Question 3.1

A 69-year-old female with a past history of multiple bowel surgeries and severe rheumatoid arthritis presents to the ICU with hypotension. The following results are obtained:

Parameter

Patient Value

Adult Normal Range

FiO2

0.30

pH

7.36

7.35 – 7.45

pO2

79.7 mmHg (10.6 kPa)

pCO2

22.0 mmHg (2.9 kPa)*

35.0 – 45.0 (4.6 – 6.0)

SpO2

96.1%

Bicarbonate

12.0 mmol/L*

22.0 – 26.0

Base Excess

-12.0 mmol/L*

-2.0 – +2.0

Lactate

3.9 mmol/L*

0.5 – 1.6

Sodium

133 mmol/L*

135 – 145

Potassium

5.3 mmol/L*

3.5 – 5.0

Chloride

109 mmol/L*

95 – 105

Glucose

4.1 mmol/L

3.5 – 6.0

  1. Describe the acid base abnormality.   (10% marks)
  2. Give three potential causes for this patient’s hypotension consistent with these results. Provide a rationale for each cause.    (30% marks)

[Click here to toggle visibility of the answers]

College answer

Describe the acid base abnormality: (10% marks)

Normal anion gap metabolic acidosis and respiratory alkalosis

Give three potential causes for this patient’s hypotension consistent with this ABG. Provide a rationale for each cause. (30% marks)

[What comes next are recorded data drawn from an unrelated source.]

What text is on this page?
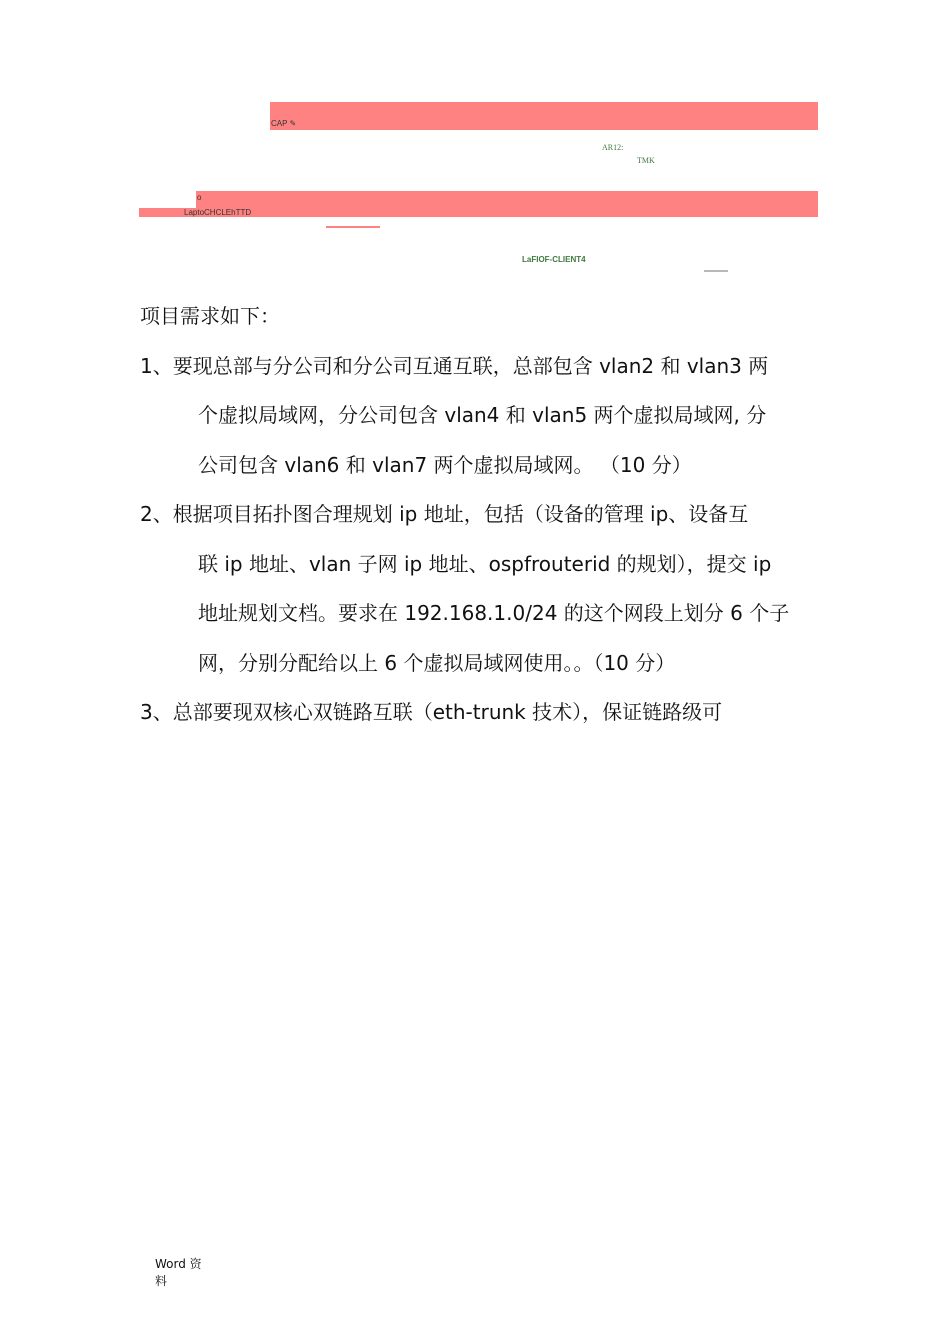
CAP ✎
AR12:
TMK
o
LaptoCHCLEhTTD
LaFIOF-CLIENT4
项目需求如下：
1、要现总部与分公司和分公司互通互联，总部包含 vlan2 和 vlan3 两
个虚拟局域网，分公司包含 vlan4 和 vlan5 两个虚拟局域网, 分
公司包含 vlan6 和 vlan7 两个虚拟局域网。 （10 分）
2、根据项目拓扑图合理规划 ip 地址，包括（设备的管理 ip、设备互
联 ip 地址、vlan 子网 ip 地址、ospfrouterid 的规划），提交 ip
地址规划文档。要求在 192.168.1.0/24 的这个网段上划分 6 个子
网，分别分配给以上 6 个虚拟局域网使用。。（10 分）
3、总部要现双核心双链路互联（eth-trunk 技术），保证链路级可
Word 资
料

  1. Addisonian crisis. Hypotension, normal anion gap acidosis, high potassium and low sodium all fit. Patient likely to be on long term steroid treatment for rheumatoid making her vulnerable to this condition. (Note: if this was secondary adrenal insufficiency the potassium would not normally be raised; )
  2. Hypovolemia from fistula – Na consistent, and history of bowel surgery suggestive. Again, would expect a non-anion gap acidosis.
  3. Hypovolemia from diarrhoea: patients history makes her vulnerable to infective causes especially. NAGMA fits.

Coexistent respiratory alkalosis likely to be secondary to hyperventilation from pain/distress (any other plausible explanation acceptable – note candidates not required to comment on this)

Examiners Comments:

Some candidates paid insufficient attention to the clinical information in the stem, leading to generic responses and inappropriate prioritisation of information. Some failed to list potential causes of hypotension consistent with the ABG and lost potentially easy marks as a result of not slowing down and reading the question.
 

Discussion

Let us dissect these data;

  • The A-a gradient is raised:  (0.3 x 713) - (22.0 x 1.25) - 79.7 = 106.7 mmHg
  • There is acidaemia
  • There is a metabolic acidosis (SBE = -12)
  • The CO2 is lower than it should be: the expected value is 28 mmHg (using the SBE method) or 26 mmH (using Winter's formula).
  • The anion gap is (133  + 5.3 ) - (109  + 12.0) = 17.3, or 12 when calculated sans potassium. Considering the college answer is NAGMA, we can assume they also omitted potassium in their calculation and used the older value range for the anion gap. 

Thus: this is a metabolic acidosis, which is either completely or almost completely a normal anion gap phenomenon, with some respiratory alkalosis. The college suggests that this alkalosis may be due to pain or distress, which is plausible. There is an A-a gradient but the patient is not particularly hypoxaemic, i.e. hypoxia is not driving this tachypnoea.

Potential causes for this patient’s hypotension:

The college suggestions make sense, and the college answer is well-reasoned: 

  • Addisonian crisis
  • Hypovolemia from fistula 
  • Hypovolemia from diarrhoea

An alternative suggestion could be basic bog-standard sepsis of abdominal origin. The raised lactate, suggestive history, impaired immunity - these raise sepsis as a possibility. Being resuscitated with saline in the ward would account for the hyperchloraemia.